Seduto al tavolo della sala nel suo appartamento di via Santa Barbara, sulla collina innevata di Bologna, Raimondi non nasconde l'emozione di fronte a questa sua esile creatura; emozione che contrasta un po' con la magrezza severa del portamento ma soprattutto con il rigore razionale del suo immenso lascito critico. Il «libridinoso», lo chiamano ancora oggi gli allievi (i più impertinenti ne anagrammavano nome e cognome: «Inizia e dormo»). Eppure in lui non c'è traccia di feticismo bibliofilo, la sua biblioteca è un cumulo di volumi in ordine sparso, anzi in controllato disordine: «Mi sono affidato sempre a misure relative, con mutamenti di posti che rendevano sempre più aleatoria la possibilità di seguirli e ritrovarli». Sono cumuli precari che iniziano in corridoio e si espandono in vere e proprie muraglie nello studio, dove neanche la scrivania viene risparmiata dall'ammasso. «Libridinoso? Era una formula maliziosa con cui si voleva indicare una persona che amava parlare di libri, ma in realtà parlando di libri io parlavo di nuove esperienze umane. Studiare un personaggio era tentare di strapparne il mistero che chiamiamo anima». Ma l'incontro con i suoi autori che viene fuori dal racconto di Raimondi è soprattutto una continua occasione umana: «Il mio rapporto con i libri è fatto anche di assenza, di desideri, di momenti sofferti e di dubbi, un rapporto che mi avvicina a una totalità imperfetta, un atto di amicizia. Anche nella letteratura quel che conta è la nozione di amicizia, perché la letteratura tutela l'integrità dell'uomo, come di un amico che accettiamo così com'è».

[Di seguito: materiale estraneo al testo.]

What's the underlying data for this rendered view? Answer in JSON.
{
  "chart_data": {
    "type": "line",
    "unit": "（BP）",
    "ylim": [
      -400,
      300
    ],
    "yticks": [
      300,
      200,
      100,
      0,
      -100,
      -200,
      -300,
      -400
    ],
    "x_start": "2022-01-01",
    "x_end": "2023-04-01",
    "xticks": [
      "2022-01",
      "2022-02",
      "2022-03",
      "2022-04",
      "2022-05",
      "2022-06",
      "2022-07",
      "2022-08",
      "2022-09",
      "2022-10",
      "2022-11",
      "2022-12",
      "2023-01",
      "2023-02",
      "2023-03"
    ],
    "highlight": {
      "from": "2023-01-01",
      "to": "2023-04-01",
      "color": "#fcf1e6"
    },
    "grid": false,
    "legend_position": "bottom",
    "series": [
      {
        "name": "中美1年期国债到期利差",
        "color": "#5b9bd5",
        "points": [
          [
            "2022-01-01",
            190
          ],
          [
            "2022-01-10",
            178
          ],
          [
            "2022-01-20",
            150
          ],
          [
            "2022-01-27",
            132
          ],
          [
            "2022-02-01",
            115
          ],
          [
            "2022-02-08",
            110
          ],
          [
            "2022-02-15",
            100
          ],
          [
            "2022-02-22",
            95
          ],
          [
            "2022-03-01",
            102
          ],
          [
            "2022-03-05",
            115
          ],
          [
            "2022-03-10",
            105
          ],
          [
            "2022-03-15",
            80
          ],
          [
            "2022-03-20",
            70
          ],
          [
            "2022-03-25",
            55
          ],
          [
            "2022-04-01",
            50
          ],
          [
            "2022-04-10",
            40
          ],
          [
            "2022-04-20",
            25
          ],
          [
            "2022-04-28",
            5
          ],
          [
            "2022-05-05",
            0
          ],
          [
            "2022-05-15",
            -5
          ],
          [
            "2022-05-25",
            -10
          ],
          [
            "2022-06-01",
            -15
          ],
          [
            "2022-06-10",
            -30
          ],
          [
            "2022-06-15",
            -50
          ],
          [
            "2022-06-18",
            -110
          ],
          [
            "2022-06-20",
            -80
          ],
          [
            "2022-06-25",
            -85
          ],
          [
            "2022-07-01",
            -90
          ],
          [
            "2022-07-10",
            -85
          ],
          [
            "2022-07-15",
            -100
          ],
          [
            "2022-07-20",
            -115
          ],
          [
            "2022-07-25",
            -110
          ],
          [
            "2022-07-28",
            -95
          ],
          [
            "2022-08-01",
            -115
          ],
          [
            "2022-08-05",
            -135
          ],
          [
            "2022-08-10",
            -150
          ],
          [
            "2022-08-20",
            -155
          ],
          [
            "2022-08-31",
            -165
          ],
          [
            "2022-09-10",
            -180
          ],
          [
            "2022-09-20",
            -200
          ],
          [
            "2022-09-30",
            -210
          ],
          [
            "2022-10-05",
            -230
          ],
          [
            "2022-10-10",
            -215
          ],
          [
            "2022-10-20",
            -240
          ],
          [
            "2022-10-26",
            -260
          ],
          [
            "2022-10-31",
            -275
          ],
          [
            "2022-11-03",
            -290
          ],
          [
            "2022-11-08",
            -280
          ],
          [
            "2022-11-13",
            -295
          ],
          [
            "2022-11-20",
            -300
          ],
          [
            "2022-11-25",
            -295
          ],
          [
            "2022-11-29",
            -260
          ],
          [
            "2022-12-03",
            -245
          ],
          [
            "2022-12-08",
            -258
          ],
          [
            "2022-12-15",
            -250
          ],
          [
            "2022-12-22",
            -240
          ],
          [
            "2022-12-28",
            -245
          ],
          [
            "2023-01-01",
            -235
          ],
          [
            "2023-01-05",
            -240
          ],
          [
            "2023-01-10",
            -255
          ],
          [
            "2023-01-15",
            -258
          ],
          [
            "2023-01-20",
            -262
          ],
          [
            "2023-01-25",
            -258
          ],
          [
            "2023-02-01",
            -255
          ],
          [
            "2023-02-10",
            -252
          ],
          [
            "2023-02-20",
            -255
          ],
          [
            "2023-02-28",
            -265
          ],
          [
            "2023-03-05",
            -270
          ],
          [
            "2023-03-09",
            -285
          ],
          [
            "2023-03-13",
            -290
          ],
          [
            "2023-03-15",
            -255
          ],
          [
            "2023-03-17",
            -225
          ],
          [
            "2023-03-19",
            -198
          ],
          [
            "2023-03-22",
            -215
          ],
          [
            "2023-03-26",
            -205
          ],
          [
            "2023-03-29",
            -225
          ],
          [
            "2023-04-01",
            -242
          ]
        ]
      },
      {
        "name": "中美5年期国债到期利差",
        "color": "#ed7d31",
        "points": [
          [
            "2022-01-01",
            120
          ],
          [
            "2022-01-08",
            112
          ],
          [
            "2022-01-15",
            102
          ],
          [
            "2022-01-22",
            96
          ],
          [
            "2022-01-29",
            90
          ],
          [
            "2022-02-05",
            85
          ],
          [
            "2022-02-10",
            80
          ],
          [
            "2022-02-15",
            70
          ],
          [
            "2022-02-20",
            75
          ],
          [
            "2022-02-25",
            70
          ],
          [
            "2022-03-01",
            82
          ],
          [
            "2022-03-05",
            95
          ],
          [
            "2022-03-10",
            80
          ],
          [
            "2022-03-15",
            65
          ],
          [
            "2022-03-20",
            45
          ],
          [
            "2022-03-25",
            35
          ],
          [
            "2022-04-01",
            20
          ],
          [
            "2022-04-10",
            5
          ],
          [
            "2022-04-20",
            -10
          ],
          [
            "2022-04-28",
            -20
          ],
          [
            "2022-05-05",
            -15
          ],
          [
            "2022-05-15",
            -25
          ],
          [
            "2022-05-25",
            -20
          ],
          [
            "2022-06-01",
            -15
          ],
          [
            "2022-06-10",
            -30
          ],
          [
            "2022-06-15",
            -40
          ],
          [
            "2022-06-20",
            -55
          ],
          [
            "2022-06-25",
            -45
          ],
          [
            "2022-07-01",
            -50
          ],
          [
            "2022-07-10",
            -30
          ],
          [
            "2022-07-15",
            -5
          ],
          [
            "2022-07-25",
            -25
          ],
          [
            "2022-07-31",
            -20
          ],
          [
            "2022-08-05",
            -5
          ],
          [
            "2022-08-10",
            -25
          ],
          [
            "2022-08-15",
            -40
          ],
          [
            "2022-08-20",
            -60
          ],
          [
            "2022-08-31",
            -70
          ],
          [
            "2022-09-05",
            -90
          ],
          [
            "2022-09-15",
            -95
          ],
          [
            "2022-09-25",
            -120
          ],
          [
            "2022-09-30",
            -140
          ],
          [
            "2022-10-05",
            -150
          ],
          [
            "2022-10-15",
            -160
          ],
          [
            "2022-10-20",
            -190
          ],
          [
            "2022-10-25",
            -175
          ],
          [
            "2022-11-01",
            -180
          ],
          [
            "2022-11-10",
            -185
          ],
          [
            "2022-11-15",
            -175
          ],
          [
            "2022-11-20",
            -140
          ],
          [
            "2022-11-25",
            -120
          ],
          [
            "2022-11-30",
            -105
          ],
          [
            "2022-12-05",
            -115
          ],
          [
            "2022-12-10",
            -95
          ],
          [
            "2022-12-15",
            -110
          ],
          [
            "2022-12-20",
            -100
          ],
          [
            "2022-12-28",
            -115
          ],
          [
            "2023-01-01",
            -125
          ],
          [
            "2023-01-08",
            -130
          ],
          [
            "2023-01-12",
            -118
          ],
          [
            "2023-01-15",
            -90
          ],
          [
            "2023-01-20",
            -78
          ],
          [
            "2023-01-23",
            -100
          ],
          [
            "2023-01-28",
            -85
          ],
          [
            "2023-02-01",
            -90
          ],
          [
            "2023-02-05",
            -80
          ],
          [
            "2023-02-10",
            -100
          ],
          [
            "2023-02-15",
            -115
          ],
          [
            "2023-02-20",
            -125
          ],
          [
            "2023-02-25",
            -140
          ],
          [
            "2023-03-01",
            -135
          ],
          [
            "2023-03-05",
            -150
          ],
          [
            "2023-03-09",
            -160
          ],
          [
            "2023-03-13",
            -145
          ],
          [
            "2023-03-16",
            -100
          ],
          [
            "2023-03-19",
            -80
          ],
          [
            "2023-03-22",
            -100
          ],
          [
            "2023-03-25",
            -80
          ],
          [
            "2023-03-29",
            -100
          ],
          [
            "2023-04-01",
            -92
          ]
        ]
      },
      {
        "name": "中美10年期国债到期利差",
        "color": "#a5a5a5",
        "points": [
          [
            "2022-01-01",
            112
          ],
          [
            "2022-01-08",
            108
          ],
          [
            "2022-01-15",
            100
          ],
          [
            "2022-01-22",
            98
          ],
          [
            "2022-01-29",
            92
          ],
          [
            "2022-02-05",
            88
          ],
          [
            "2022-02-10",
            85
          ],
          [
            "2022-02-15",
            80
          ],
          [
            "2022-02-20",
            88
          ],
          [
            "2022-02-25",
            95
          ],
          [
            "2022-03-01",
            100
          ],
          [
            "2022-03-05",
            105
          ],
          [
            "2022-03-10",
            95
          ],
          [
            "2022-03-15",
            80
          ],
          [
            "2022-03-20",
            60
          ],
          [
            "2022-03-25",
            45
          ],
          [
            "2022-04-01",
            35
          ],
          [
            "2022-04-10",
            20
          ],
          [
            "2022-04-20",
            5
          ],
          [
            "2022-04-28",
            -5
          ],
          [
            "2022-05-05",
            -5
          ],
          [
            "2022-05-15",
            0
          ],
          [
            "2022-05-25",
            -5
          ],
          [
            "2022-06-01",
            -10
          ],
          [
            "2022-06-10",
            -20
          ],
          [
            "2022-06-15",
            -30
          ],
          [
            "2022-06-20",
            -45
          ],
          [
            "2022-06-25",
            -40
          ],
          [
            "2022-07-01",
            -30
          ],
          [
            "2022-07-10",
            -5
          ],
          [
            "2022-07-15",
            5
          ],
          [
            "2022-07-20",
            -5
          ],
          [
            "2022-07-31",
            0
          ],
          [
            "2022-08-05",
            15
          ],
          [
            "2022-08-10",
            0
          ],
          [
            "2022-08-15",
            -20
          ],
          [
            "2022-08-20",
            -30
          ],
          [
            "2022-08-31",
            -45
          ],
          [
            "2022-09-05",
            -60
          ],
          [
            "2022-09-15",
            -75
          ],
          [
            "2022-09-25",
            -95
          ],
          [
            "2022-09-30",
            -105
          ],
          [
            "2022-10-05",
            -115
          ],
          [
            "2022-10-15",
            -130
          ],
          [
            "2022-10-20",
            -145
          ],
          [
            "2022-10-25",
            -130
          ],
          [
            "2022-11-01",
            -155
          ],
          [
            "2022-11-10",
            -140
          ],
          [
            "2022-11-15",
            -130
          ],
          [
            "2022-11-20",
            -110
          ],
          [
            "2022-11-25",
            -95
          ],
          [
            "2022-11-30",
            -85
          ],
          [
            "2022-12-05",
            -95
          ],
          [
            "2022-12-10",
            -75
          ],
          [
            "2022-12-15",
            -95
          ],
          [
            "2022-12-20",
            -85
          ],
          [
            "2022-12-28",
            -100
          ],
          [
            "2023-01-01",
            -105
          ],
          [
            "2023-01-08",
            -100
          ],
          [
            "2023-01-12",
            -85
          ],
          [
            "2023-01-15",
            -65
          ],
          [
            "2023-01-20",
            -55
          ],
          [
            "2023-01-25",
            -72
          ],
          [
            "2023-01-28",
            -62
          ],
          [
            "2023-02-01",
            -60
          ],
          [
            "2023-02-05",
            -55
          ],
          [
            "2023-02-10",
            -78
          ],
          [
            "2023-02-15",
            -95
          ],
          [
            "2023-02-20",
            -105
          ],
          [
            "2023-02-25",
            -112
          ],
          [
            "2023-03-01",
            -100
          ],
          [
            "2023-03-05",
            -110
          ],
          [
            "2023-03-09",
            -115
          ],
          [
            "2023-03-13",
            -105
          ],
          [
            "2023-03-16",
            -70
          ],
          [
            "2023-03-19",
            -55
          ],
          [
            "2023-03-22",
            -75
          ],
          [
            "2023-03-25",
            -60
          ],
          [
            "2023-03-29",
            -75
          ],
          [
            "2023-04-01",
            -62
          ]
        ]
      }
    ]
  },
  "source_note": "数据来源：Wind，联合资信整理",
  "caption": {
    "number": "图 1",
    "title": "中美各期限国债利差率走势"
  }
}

Il libro prende avvio da un'infanzia povera, da un padre ciabattino che preferirebbe un figlio artigiano e da una madre donna di servizio che insiste perché Ezio continui a studiare. «In realtà - dice Raimondi - io avevo due padri e quello che parlava di più era l'altro, il mio era laconico. Il caso volle che bambino in fasce venni accolto da una coppia di vicini senza figli. Mia madre andava a lavorare e mio padre pure, così io rimanevo con loro tutto il giorno e nacque un affetto di paternità e di maternità. Il Baratta, un operaio specializzato che leggeva il «Corriere» e «La Stampa», divenne per me una specie di padre elettivo che era stato corista a Milano e mi portava a teatro. Mio padre invece era una presenza segreta, vive nella mia memoria in certi gesti di signorilità taciturna, con quel toscano e quel suo vestito a festa della domenica, un abito a puntino azzurro, che contrastava con il grembiule sporco di vernice indossato gli altri giorni: aveva un volto affilato ed era privo della tipica espansività verbale bolognese. L'espansività era un dono del Baratta, che coniugava dialetto e italiano in una miscela molto inventiva».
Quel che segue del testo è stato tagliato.